Potranno invece partecipare i docenti attualmente nelle graduatorie e pochi altri, oltre a tutti i docenti di ruolo che rientrino in quelle deroghe.
Non si capisce quale sia il motivo per imporre a chi è già in una graduatoria destinata alle assunzioni di dover sostenere un altro concorso per aspirare agli stessi posti ai quali può già accedere.
Se il problema è che in qualche provincia mancano aspiranti, si accolga la nostra proposta e si affianchi alle graduatorie provinciali una graduatoria nazionale dalla quale attingere qualora nella singola provincia non vi siano più aspiranti: in questo modo si renderebbe anche più veloce lo svuotamento delle graduatorie e meno avventuroso il cambio di provincia.

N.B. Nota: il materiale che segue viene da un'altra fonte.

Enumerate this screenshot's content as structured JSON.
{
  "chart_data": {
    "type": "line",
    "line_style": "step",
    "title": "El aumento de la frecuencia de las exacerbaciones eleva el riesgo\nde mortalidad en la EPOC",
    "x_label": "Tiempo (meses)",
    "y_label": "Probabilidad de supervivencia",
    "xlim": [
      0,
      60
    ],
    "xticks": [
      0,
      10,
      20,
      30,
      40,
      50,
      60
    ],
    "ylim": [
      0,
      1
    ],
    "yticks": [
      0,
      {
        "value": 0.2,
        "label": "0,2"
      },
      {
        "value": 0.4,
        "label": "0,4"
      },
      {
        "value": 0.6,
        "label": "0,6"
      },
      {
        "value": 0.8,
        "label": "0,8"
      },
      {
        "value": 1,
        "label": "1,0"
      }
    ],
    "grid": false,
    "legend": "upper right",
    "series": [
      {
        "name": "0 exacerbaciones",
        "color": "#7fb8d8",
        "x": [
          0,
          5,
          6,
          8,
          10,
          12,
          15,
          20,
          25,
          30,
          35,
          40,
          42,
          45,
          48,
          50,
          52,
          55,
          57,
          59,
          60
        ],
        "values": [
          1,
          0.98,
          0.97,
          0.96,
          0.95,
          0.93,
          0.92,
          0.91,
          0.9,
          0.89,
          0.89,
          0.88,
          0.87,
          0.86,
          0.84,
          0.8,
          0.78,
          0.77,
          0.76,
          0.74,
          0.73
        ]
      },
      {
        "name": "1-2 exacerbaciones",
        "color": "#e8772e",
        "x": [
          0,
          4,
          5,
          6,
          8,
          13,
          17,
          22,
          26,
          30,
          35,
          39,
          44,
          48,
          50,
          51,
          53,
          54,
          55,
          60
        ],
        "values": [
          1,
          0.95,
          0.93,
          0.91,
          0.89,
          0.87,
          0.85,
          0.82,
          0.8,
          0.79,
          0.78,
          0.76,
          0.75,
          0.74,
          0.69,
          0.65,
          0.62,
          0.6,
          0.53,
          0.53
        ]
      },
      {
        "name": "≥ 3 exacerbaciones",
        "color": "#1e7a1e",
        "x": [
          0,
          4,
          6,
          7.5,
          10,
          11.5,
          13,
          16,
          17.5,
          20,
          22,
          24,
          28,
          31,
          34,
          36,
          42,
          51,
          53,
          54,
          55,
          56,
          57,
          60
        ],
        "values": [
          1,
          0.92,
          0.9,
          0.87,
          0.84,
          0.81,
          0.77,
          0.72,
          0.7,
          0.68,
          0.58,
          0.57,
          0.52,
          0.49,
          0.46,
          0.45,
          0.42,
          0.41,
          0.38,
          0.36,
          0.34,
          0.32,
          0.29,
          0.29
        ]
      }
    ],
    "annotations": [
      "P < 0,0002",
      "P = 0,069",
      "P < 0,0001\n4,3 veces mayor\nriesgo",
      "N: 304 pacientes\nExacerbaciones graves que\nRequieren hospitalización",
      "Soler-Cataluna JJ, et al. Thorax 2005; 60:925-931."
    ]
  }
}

Ma ci sono anche tanti altri motivi che rendono velleitaria l'ipotesi a breve di concorsi ordinari.
Ne citiamo solo tre, quelli più rilevanti, ma ce sono anche tanti altri più specifici, ma certamente non meno importanti.
Il primo è che si procederebbe senza alcuna certezza sulle reali consistenze degli organici, che potrebbero subire significative modifiche a seguito dell'adozione del regolamento delle classi di concorso e della piena adozione dei nuovi regolamenti della scuola secondaria superiore. Si attenda di avere un quadro certo e una situazione delle graduatorie più chiara dopo aver effettuato le assunzioni previste dal piano triennale e poi si bandiscano i concorsi con numeri attendibili.
Il secondo è che si utilizzerebbero le vecchie procedure concorsuali, non essendo mai stato neppure abbozzato il nuovo regolamento, con quindi concorsi impostati, come nel 1999, per valutare "semplici laureati" mentre ora la partecipazione al concorso è riservata solo a docenti già abilitati e spesso con notevole esperienza.
Il terzo è quello dei costi. In una situazione di ristrettezze e di tagli, che senso avrebbe mettere in piedi una procedura così onerosa per selezionare nuovamente gli stessi aspiranti già selezionati a suo tempo ed attualmente in attesa di assunzione a tempo indeterminato?
Ci vuole ben altro che l'annuncio di un concorso per risolvere i problemi di reclutamento.
Si proceda alle stabilizzazioni attraverso un piano pluriennale di assunzioni su tutti i posti vacanti. Si spostino in organico di diritto tutti i posti attualmente relegati in organico di fatto, ma che sono ormai stabili da anni: 35.000 di sostegno e circa 10.000 per somma di spezzoni. Si introducano quote di organico funzionale per dare risposta a tutte le reali esigenze della scuola, così fortemente ridimensionata dai tagli del Governo Berlusconi.
Solo così sarà possibile cominciare a ragionare di concorsi fermo restando che occorre garantire lo "svuotamento" delle attuali graduatorie rispettando la attuale ripartizione al 50% o perfino incrementando temporaneamente quella a favore delle graduatorie.